Wadada Leo Smith Visits 'America's National Parks,' Cuneiform Records [REVIEW]
With the release of the epic two-CD America's National Parks (Cuneiform Records), avant-garde trumpet man Wadada Leo Smith can officially be called his generation's Ornette Coleman. Although they play different instruments, there's a definite parallel between Smith's massive work about the natural resources of the U.S.-designated as the birthright of all Americans, like Yellowstone, the Mississippi River and Yosemite-and Coleman's sweeping 1972 Skies of America.

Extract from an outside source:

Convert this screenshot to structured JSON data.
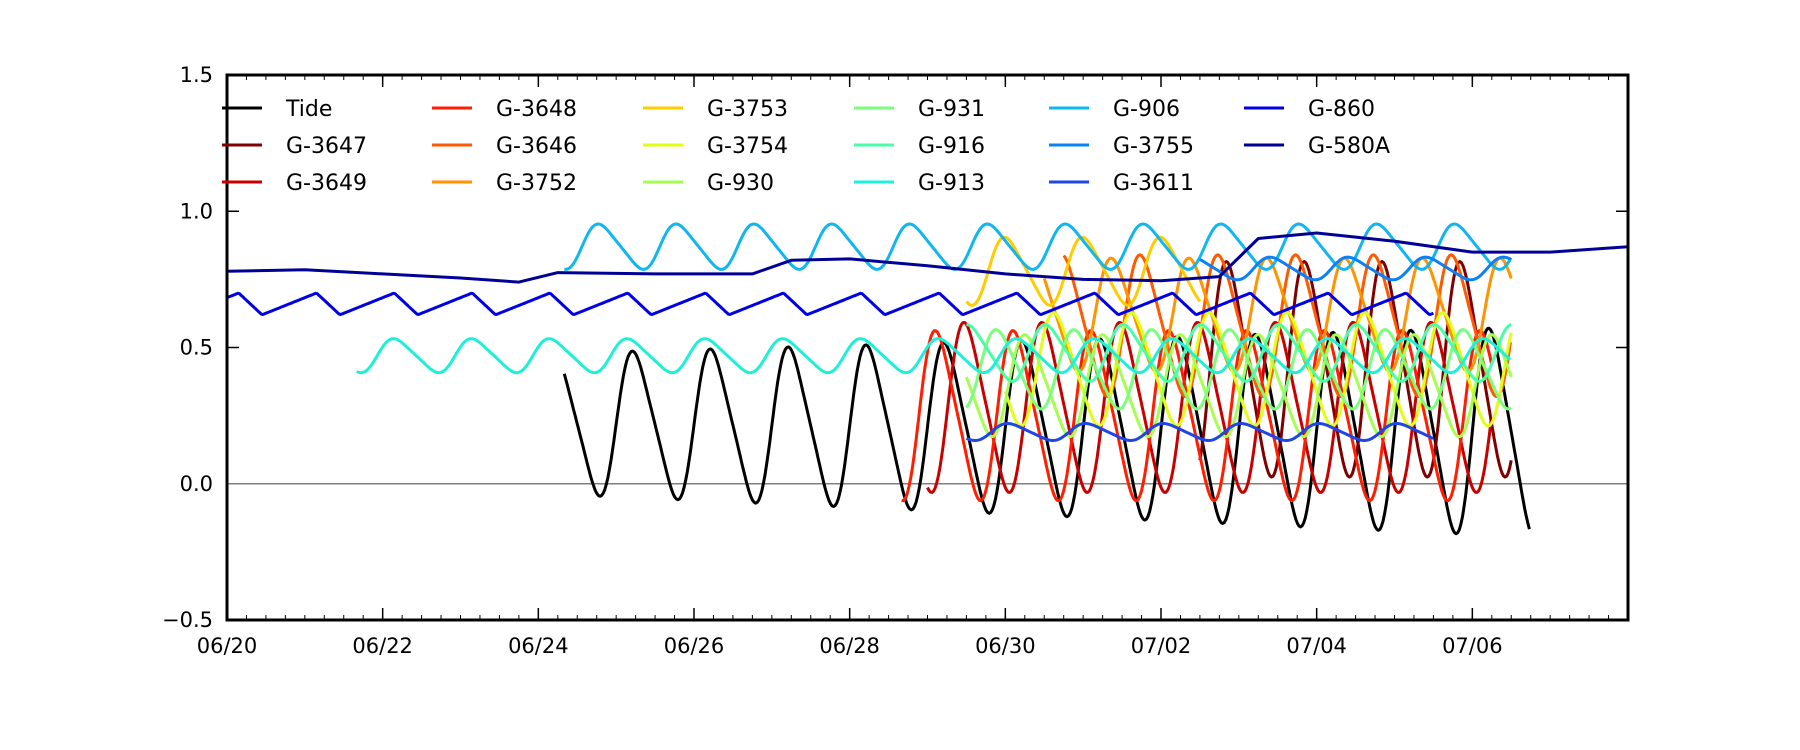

Both artists are visionaries. Coleman came out of Fort Worth Texas to usher in The Shape of Jazz to Come in 1959. Smith came out of Chicago's Association for the Advancement of Creative Musicians (AACM). Coleman won a 2007 Pulitzer. Smith was one of three finalists for a 2013 Pulitzer. This year he did win a Doris Duke Artist Award, an honorary doctorate from CalArts and a Mohn Award for Career Achievement.

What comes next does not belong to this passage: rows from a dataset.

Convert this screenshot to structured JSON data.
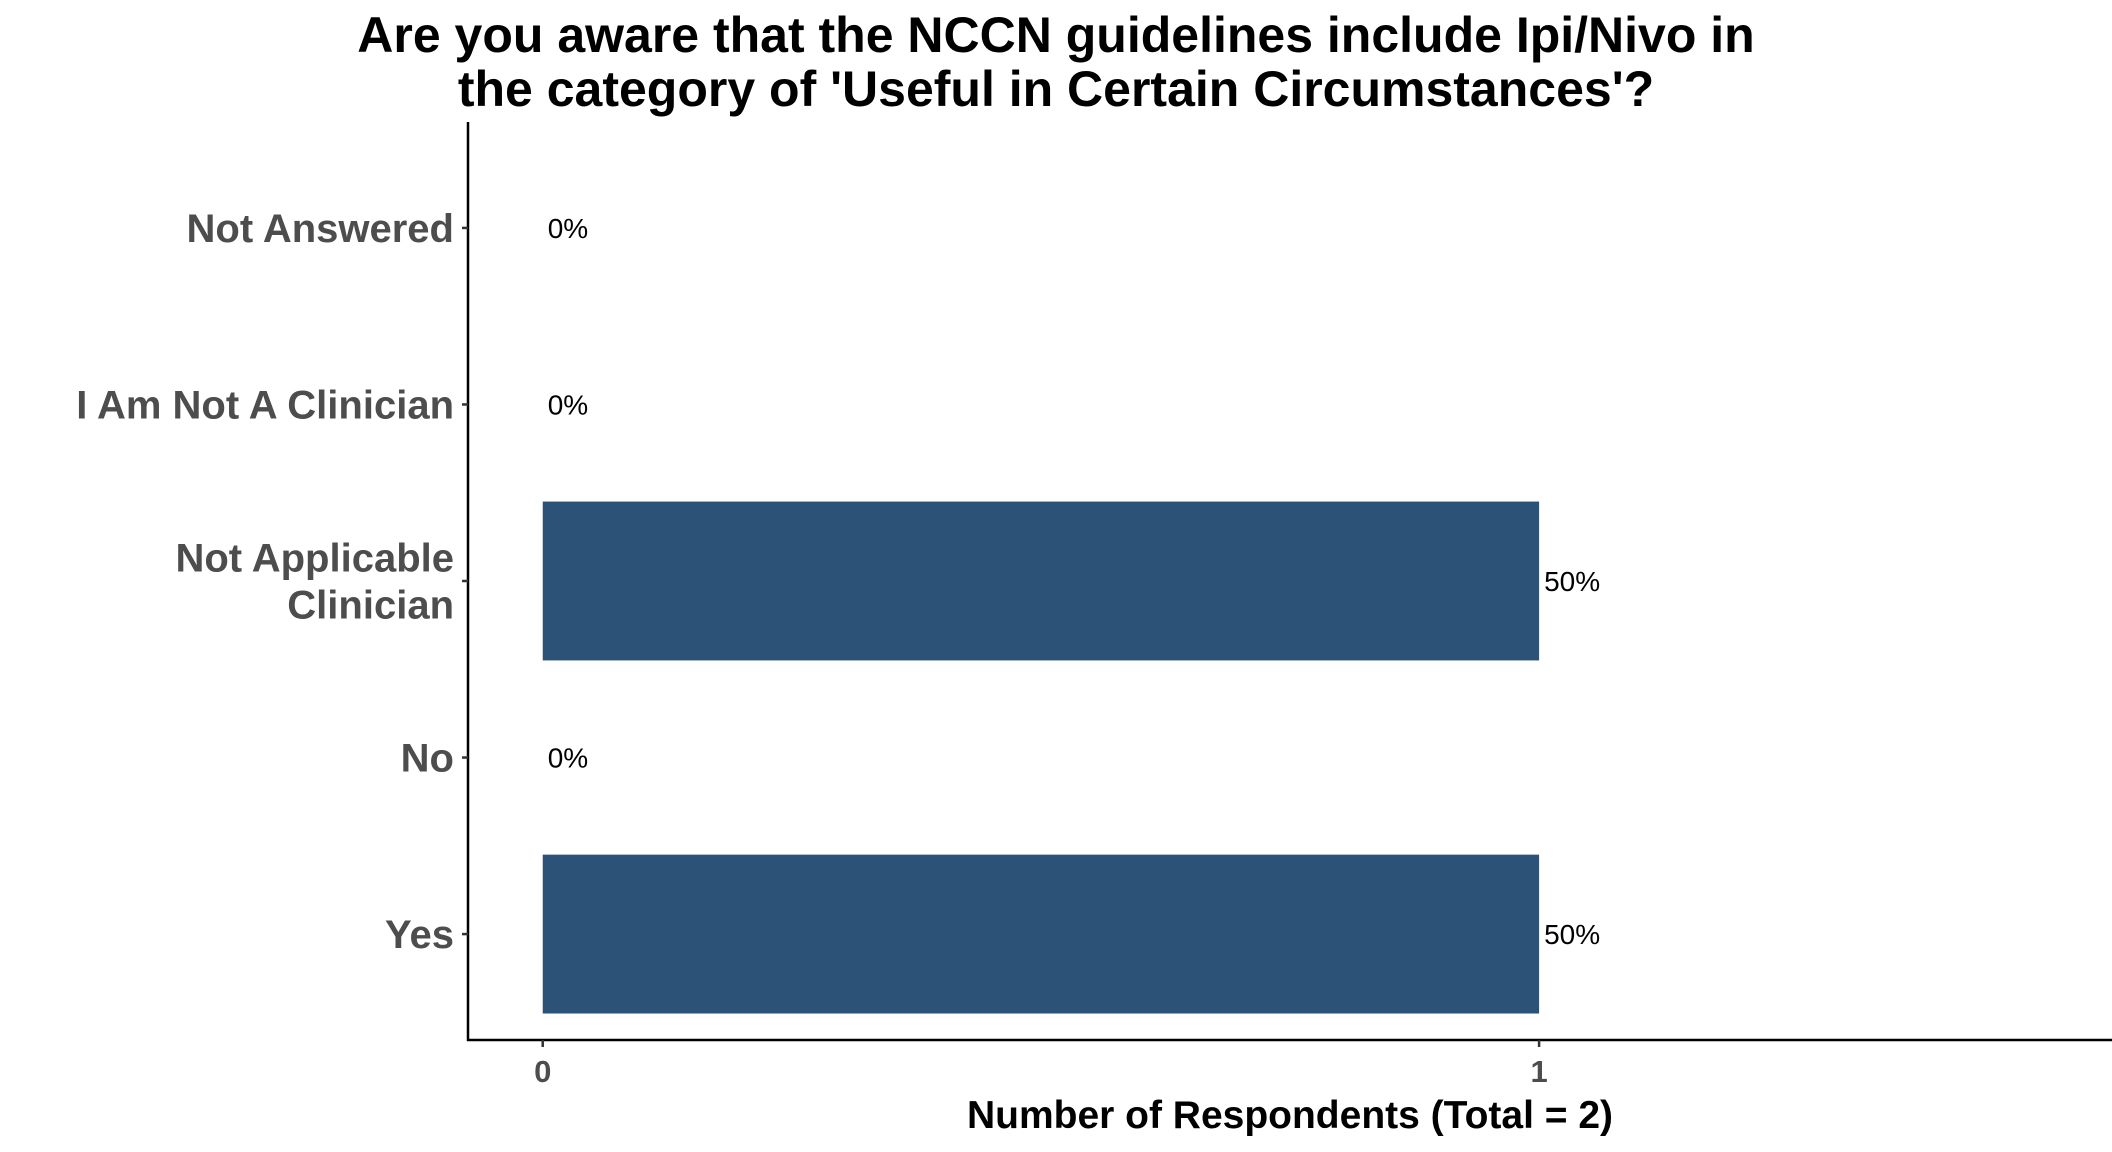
{
  "chart_data": {
    "type": "bar",
    "orientation": "horizontal",
    "title": "Are you aware that the NCCN guidelines include Ipi/Nivo in the category of 'Useful in Certain Circumstances'?",
    "title_lines": [
      "Are you aware that the NCCN guidelines include Ipi/Nivo in",
      "the category of 'Useful in Certain Circumstances'?"
    ],
    "xlabel": "Number of Respondents (Total = 2)",
    "ylabel": "",
    "xlim": [
      -0.075,
      1.575
    ],
    "xticks": [
      0,
      1
    ],
    "grid": false,
    "legend": "none",
    "bar_color": "#2c5277",
    "categories": [
      {
        "name": "Yes",
        "lines": [
          "Yes"
        ],
        "value": 1,
        "label": "50%"
      },
      {
        "name": "No",
        "lines": [
          "No"
        ],
        "value": 0,
        "label": "0%"
      },
      {
        "name": "Not Applicable Clinician",
        "lines": [
          "Not Applicable",
          "Clinician"
        ],
        "value": 1,
        "label": "50%"
      },
      {
        "name": "I Am Not A Clinician",
        "lines": [
          "I Am Not A Clinician"
        ],
        "value": 0,
        "label": "0%"
      },
      {
        "name": "Not Answered",
        "lines": [
          "Not Answered"
        ],
        "value": 0,
        "label": "0%"
      }
    ]
  }
}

Smith's longtime Golden Quartet-pianist Anthony Davis, bassist John Lindberg and drummer Pheeroan akLaff-is joined by cellist Ashley Walters. Smith takes full advantage of the sonic possibilities of a cello/trumpet front line.
Opener "New Orleans: The National Culture Park" was written for that town's cultural history that has informed so much great American music. Over 20 minutes long, it's a somber celebration (check out the excerpt below) leading straight into "Eileen Jackson Southern, 1920-2002, A Literary National Park," named after the author of The Black Perspective in Music. With these first two tracks, Smith expands the vernacular of what constitutes American Treasures.
The final track on CD #1 ("Yellowstone"), for this first National Park, established in 1872, features cello/trumpet interplay of profound hit and runs. Smith and Walters spur each other on to heights as high as the Sequoia trees, among the largest and oldest trees in the world (the grandiose packaging contains portraits of the kind of magisterial beauty that has inspired him).
CD #2 starts with "The Mississippi River: Dark and Deep Dreams Flow..." The music is kinetic, rushing, splashing and almost stopping at one point (for contemplation at river's edge?). Over a half-hour long, it meanders here and there with the rhythm section flowing into it like a tributary. Oddly off-putting at first, its pleasures take getting used to. With the 15:23 "Yosemite: the Glaciers, the Falls, the Wells and the Valley of Goodwill 1890," the project closes on a celestial note, one of natural beauty but only if you can open your mind and put aside your preconceptions of meter, tempo, rhythmic thrust and melody. Smith lives on a different plane. As the late singer-songwriter Leonard Cohen used to say, "there is a crack in everything, that's how the light gets in." Smith works well in life's in-betweens.